You’ve probably heard the adage “failing to plan is planning to fail.” I can’t think of a more appropriate application than meal planning. Regardless of your personal nutrition habits, preferences, or health goals, we all must eat to survive. And unless you are following an uncommon feeding schedule for one reason or another, the human body is primed for feeding about every three to four hours while we are awake. For most of us, that boils down to three to five meals and/or snacks every day. For a food lover like myself, how exciting! But I recognize eating and certainly meal planning and preparation can feel daunting on many fronts. It takes time and money to eat, and there is no shortage of competing interests for these resources.

We’re much more likely to choose a nutritionally diverse, higher quality selection of foods when we plan. And it makes sense – think of how easy it is to order takeout if you don’t have an easy dinner prepped and ready, or how picking up a pastry with coffee on your way to work is a near-guarantee if you don’t have a grab-n-go option waiting for you as you hurry out the door. Now, life happens, and convenience options can save the day, but they add up and are better used as a back-up to your plan. And as a bonus, your bank account will thank you.

To set yourself up for success, here are three tips to get started:

1) Write it out – Consider the next week’s obligations and schedule constraints. What are the food preferences of those you are feeding? Are there any sales at your local grocery store? Don’t forget to check your favorite recipe books or social media accounts for inspiration. Next, make a list of the following:

  • Number of meals and snacks you need for the week
  • Account for the foods you already have on hand
  • Name the actual meals (and snacks if it’s helpful)
  • Make a grocery list

Pro tip: Add a couple of extras to have on hand. You’ll likely want something more or different than you initially listed. Having a variety of snacks can help bridge the gaps between meals or satisfy a sweet tooth.

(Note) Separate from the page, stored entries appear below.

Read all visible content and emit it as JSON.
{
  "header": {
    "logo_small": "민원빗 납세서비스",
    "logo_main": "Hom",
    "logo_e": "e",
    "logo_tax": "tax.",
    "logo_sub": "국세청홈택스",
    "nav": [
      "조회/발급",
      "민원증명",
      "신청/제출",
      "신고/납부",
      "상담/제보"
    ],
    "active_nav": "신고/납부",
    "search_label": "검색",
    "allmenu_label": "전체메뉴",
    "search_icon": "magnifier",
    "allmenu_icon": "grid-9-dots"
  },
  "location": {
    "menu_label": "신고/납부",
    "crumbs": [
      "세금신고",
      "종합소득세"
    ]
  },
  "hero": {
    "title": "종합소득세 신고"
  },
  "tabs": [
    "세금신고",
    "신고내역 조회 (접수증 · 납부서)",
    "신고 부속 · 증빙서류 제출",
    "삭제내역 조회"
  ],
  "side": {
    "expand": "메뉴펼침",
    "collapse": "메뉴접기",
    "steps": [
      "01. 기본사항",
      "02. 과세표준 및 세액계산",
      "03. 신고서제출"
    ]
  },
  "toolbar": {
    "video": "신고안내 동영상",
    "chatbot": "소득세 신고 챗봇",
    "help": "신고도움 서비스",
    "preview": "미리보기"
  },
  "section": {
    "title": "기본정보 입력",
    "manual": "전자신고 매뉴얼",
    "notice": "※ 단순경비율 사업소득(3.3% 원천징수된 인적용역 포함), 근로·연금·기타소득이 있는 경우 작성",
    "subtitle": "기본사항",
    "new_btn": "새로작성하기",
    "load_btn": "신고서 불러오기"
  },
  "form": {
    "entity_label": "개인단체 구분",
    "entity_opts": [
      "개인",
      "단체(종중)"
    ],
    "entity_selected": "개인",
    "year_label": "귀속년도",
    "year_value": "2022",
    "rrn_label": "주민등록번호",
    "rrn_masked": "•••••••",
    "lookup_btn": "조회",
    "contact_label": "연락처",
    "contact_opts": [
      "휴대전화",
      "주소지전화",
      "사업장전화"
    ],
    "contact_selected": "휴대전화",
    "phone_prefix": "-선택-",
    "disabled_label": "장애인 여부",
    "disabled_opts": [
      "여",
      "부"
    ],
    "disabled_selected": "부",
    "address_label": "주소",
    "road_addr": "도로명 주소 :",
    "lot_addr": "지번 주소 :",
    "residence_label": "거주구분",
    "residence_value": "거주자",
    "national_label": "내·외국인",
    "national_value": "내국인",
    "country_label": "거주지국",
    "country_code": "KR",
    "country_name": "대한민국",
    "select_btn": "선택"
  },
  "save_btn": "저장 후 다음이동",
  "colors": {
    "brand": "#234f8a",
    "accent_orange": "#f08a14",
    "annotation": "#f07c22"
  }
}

2) Simple is sustainable – Let’s not overcomplicate our meal planning to the point that we dread it. Aim for dinners that take 30 minutes or less on weeknights and save your slow-cooker recipes or leftovers for evenings you anticipate being extra hectic. Same goes for breakfasts and lunches – there’s nothing wrong with a sandwich, pre-cut veggies with dip, and whole fruit for lunch.

3) Form the habit – What can you incorporate into this ongoing task to make it stick? Consider adding grocery list prep to your weekend routine, let your kids choose a food to purchase and prepare, or incorporate a game-style way of choosing meals for the week.

Bonus tip: Make in bulk! Consider dishes that can be enjoyed over multiple meals. This limits the time you spend preparing food and cleaning up, freeing precious time for other life happenings.

Lastly, keeping it fun and involving all the mouths you feed in the process will turn what can otherwise be a never-ending chore to a fun aspect of your routine.